In this complex world of program evaluation research, two approaches are critical and dependent on each other: the Theory of Change (ToC) and Logic Models. As tools of strategic planning and evaluation, both offer complementary frameworks for understanding interventions. However, their differences often lead to confusion, especially in deciding which to apply first. For evaluators who often find themselves in the crosshairs of this debate, this article delves deeper into the distinctions, applications, and intersections of both models, with an emphasis on short-term evaluation projects.
Understanding the Basics
Theory of Change (ToC): The Theory of Change is essentially a narrative or story, presenting a comprehensive depiction of problem identification to its intended or ultimate outcome. It draws a detailed picture right from the intervention's commencement to its eventual outcomes, highlighting the pathways and the underlying assumptions. The ToC can assume any shape, even going sideways and providing understanding about the broader context, interactions, and the process at play.
Logic Models: Logic Models are more schematic. As per the W.K. Kellogg Foundation (2004), Logic Models provide a simplified picture of a program activities, processes, and outcomes, showing the logical links among the resources that are invested, the activities that take place, and the benefits or changes that result. In essence, they encapsulate how inputs lead to processes, outputs, outcomes, and impacts.
Image of Theory of Change/Logic Model
Which Comes First? Understanding the Sequence
ToC and logic models are complementary in nature, though the strategic application of ToC and Logic Models depends significantly on the purpose and scope of study or project:
When embarking on a large or complex project, where a deep understanding of context, stakeholder dynamics, and the intricacy of an intervention is required, initiating with the Theory of Change is plausible. ToC aids in understanding the broader context and the various pathways of change. Following this, a Logic Model can be extrapolated to distill the line details. ToC is comprehensive, expounds the theory and clarifies the assumptions whereas logic model depicts a visual summary or a snapshot of the proposed theory.

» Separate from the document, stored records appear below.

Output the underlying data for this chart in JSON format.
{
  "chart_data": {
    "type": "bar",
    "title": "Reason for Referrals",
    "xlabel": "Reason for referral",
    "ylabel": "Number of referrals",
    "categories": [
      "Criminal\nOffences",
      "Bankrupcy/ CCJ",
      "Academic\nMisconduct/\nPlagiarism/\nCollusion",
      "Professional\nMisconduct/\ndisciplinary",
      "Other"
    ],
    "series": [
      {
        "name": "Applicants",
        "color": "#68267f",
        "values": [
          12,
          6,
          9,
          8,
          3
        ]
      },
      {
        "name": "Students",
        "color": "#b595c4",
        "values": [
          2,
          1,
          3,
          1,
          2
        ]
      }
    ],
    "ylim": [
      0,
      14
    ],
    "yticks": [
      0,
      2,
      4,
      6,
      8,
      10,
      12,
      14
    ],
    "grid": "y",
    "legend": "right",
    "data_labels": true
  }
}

When an existing programme or intervention requires needs narrow evaluation or is limited to few objectives, then starting with Logic Model is appropriate. Also, if the need is more towards its performance evaluation or feedback loops, then again starting with the Logic Model might be advantageous. Its bottom-to-top or left-right design offers clarity on perceived relationships among resources, activities, and outcomes. Given the constraints of time and resources in short-term projects, Logic Models aids in strategic decision-making. However, for a more complex or deep understanding of context, players, and assumptions, ToC provides richer insights, even if it demands background research or ground truth.

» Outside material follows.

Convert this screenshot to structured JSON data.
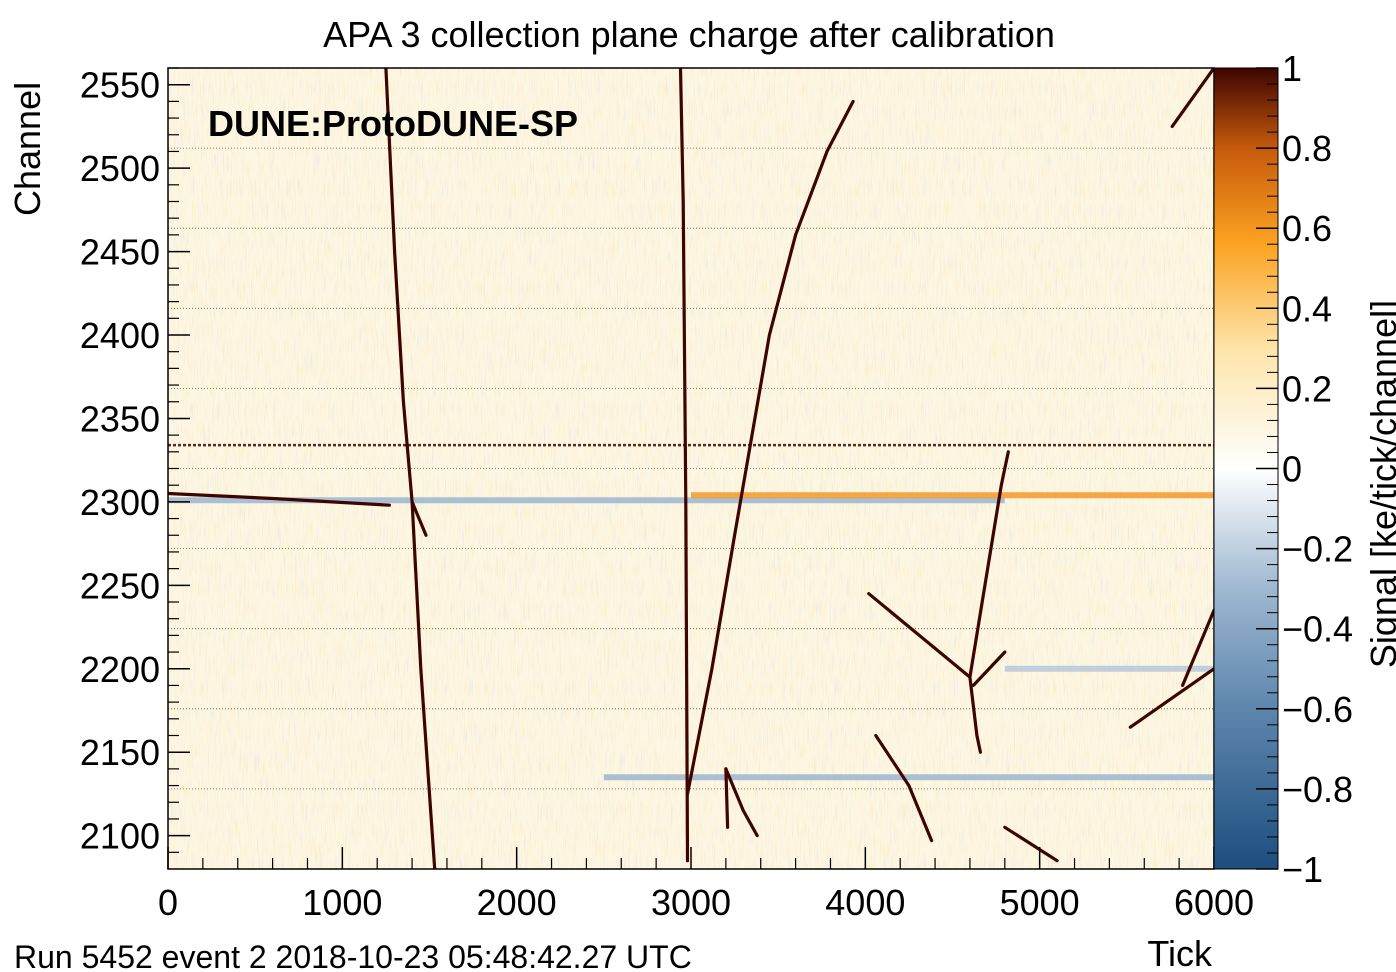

Both the Theory of Change and Logic Models stand as invaluable assets for evaluators, and both are applied in a complementary fashion. At times, evaluators or researchers develops the initial Logic Models and then followed by the development of theory of change narrative. In other instances, there is a need to identify ‘root causes’ and capture in-depth information. ToCs then becomes the core and more nuanced than Logic Models. As Breuer et al. (2016) noted, ToC helps in understanding uncertainties by using a backward mapping approach. On the other hand, Logic Models offer a linear way to indicate the linkage between inputs and outcomes.
Choosing between the two is a matter of relevance and applicability. As practitioners, our choices should hinge not just on project goals but also on the depth, breadth, and context we aim to explore and understand.
W.K. Kellogg Foundation, (2004). Logic model development guide. Battle Creek, MI.
Breuer, E., Lee, L., De Silva, M., & Lund, C., M. et al, (2016). Using theory of change to design and evaluate public health interventions: a systematic review. Implementation Science, 11(1), 63.